Netflix Reports $12.05B Q4 Revenue Beat, CEO Sells $8.77M Stock Stake
Netflix reported Q4 revenue of $12.05B (+17.6% yoy) and EPS of $0.56, beating consensus by $0.01, and issued Q1 EPS guidance of $0.76. CEO Gregory Peters sold 105,781 shares at $82.94 (46.41% of his holding); CFRA cut its rating to hold with a $100 target, consensus price target $116.17.
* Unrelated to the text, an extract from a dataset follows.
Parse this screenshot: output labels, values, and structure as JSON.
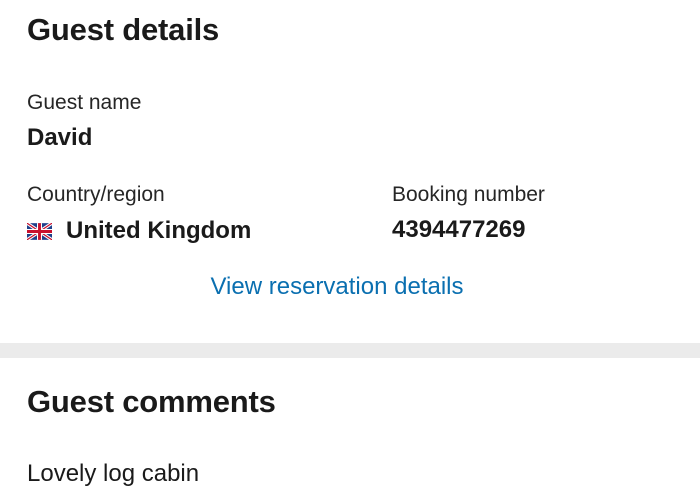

1. Record Earnings Clash With Share Decline
In its latest quarterly report, Netflix delivered revenue of $12.05 billion, exceeding consensus estimates by $80 million, and posted earnings per share of $0.56, topping projections by $0.01. The company added 7.9 million new paid subscribers globally, bringing its total base to more than 301 million. Despite these milestones, the stock hit a 52-week low, continuing a 12% slide over the past year. Investors have grown cautious due to rising content investment—Netflix plans to spend over $18 billion on original programming this year—and uncertainty around subscriber growth in North America, where additions fell short of forecasts at 1.1 million.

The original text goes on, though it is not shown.